The Peak Group successfully developed and implemented a customised system to test the primary power distribution unit for business jets of a major aircraft manufacturer.
The customer’s specification called for two floor-standing units to act as docking stations designed to accept left- and right-handed versions of trolley units carrying the distribution units. These trolleys allowed the distribution units to be easily hooked up outside the test system and then “parked” inside a garage-type construction. A self-test adapter was also required for identifying faults on the boards of the PXI chassis, and had to be constructed in such a way as to allow access for maintenance and repair purposes.
The heart of the test system is a National Instruments 19-inch rack-mounting PXI based computer equipped with dedicated I/O to control all sensors, actuators, switches and relays. An I/O multiplexer system is used to route various test points from the product under test to cards in the PXI chassis using serial communications, ARINC, RS232 and RS422 interfaces. The system also includes various power supplies for high- and low-current testing and interfaces using Virginia Panel Corporation Mass Interconnect solutions.
A key objective was to keep all instrumentation and rack-mount power supplies in a single mobile equipment rack beside the garage, and to separate the high-current switching and measurement devices inside the garage above and around the docking area. To permit easy connection a VPC G6 interface was used, allowing the signal wiring from the instrumentation and low-current power supplies to be disconnected from the garage. This concept is also useful for the self-test requirement as it allows the self-test adapter to be fitted to the VPC interface when the garage is disconnected.
To make the facility fail-safe, a fully functional emergency stop and interlock circuit has been created consisting of emergency “stop” buttons located at various points around the system along with door and panel interlock switches, temperature switches and smoke detectors. This protects the system in the event of the unit under test being manufactured incorrectly. “Watchdog” timers are also fitted to ensure that the system is shut down if the PXI chassis “crashes” and holds on to a load for longer than the prescribed time.

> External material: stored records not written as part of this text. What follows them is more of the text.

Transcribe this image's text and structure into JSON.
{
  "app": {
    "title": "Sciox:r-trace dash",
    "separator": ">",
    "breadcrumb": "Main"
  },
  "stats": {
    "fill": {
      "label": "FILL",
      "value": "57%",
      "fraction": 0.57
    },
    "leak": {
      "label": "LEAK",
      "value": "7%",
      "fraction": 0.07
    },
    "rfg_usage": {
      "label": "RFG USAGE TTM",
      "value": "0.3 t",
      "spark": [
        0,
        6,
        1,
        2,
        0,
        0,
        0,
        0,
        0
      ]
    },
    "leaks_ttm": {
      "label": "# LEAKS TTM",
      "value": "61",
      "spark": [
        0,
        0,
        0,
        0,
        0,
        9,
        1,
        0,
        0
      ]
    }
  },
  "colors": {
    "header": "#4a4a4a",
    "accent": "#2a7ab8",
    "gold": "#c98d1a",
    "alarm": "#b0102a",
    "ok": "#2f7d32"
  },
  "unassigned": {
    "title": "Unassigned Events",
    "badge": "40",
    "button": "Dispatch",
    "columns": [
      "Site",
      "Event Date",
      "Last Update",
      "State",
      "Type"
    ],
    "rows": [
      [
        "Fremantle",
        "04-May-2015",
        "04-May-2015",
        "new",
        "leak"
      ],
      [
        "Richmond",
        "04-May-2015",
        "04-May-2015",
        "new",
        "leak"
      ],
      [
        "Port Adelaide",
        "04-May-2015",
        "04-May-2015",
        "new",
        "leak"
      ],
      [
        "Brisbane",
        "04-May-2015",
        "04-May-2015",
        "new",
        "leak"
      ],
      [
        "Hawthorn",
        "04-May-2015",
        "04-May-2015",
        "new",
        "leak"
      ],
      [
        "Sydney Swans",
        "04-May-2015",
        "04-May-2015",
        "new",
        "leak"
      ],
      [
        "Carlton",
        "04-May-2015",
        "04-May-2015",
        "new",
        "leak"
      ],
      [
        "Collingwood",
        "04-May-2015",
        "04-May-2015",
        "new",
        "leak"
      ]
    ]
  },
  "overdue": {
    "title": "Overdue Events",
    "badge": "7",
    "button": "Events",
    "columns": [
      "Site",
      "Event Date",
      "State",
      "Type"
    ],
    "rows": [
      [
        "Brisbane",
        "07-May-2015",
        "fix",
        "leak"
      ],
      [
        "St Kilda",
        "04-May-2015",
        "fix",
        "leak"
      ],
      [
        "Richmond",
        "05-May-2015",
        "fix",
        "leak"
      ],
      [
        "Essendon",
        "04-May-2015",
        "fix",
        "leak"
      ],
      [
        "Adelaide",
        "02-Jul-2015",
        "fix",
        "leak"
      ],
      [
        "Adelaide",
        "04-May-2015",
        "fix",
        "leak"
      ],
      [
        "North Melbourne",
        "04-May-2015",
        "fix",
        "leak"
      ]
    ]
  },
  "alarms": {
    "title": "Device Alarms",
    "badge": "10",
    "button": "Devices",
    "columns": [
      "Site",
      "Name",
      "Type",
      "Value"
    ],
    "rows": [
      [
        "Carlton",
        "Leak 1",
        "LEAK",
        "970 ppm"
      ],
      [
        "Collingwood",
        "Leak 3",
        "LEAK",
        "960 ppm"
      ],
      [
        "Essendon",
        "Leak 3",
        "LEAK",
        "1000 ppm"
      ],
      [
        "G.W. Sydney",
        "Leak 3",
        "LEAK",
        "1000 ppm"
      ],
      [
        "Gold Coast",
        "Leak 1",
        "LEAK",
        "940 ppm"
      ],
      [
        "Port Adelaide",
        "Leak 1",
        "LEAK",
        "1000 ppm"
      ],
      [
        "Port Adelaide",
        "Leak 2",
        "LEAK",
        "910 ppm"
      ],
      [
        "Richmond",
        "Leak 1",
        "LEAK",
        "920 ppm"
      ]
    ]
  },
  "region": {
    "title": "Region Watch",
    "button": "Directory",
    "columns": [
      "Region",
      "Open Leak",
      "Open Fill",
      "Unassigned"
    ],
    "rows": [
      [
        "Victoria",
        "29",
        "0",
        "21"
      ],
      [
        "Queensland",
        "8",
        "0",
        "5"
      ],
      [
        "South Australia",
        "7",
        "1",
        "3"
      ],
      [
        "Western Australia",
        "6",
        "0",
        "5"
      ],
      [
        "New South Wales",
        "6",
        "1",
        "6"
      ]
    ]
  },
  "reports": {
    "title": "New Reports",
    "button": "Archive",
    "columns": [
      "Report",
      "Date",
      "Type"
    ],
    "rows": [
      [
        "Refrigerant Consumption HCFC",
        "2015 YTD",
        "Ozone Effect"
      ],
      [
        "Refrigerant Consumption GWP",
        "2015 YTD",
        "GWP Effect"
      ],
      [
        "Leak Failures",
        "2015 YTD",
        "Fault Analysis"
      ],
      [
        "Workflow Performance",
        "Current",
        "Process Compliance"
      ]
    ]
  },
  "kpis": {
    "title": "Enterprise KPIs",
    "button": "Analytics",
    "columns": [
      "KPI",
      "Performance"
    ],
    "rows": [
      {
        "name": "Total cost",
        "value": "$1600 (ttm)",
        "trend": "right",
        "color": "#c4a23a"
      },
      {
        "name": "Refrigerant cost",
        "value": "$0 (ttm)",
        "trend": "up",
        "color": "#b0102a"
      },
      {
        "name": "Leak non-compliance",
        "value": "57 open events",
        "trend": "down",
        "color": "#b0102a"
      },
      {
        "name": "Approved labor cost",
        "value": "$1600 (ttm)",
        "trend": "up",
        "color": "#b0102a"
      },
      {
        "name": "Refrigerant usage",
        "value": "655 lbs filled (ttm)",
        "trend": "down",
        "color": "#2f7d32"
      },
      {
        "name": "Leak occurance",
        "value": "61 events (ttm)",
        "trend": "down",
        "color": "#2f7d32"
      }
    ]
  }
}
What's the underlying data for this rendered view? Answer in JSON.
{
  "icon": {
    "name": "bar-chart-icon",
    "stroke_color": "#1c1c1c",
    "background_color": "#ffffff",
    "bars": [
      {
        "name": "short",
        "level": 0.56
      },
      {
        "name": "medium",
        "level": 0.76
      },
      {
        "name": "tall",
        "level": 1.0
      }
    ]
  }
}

To provide suitable cooling of the equipment, a widened 19-inch rack is used to provide space for the high air-flow DC fans. These are strategically situated throughout the rack, with the high-current supplies (up to 1125 A at 28 V DC) being thermally separated using a thermal barrier foam.
Starting with electrical drawings and equipment lists, a 3D model of the equipment rack and garage was made using Solid Edge modelling software to ensure that all the required components fitted together correctly.
The structure of the equipment rack started with a 19-inch rack on wheels. To this rack was added shelving to hold the power supplies, PXI chassis and test equipment. In addition, custom-made panels and fascia plates were installed on the front and sides of the rack to hold various electrical components. Once the equipment was installed into the rack, the wiring of the 3-phase power distribution and safety circuits were completed and the custom cable assemblies from the instrumentation to the VPC interface added.
Owing to its size, the garage had to be designed and constructed using extruded aluminium sections. The frame was installed with thick fibreglass panels on the sides and an aluminium base and top to maintain stability. Large doors in the front and back and internal panels to fix electrical components were added. The unit was then completely hard-wired using wire gauges from 0.24 to 150 mm2.
Both trolleys were designed around each unit under test to allow precise alignment of the high-current connections to the distribution unit terminals. Storage for the signal harnesses and terminal tools was also provided inside the trolleys.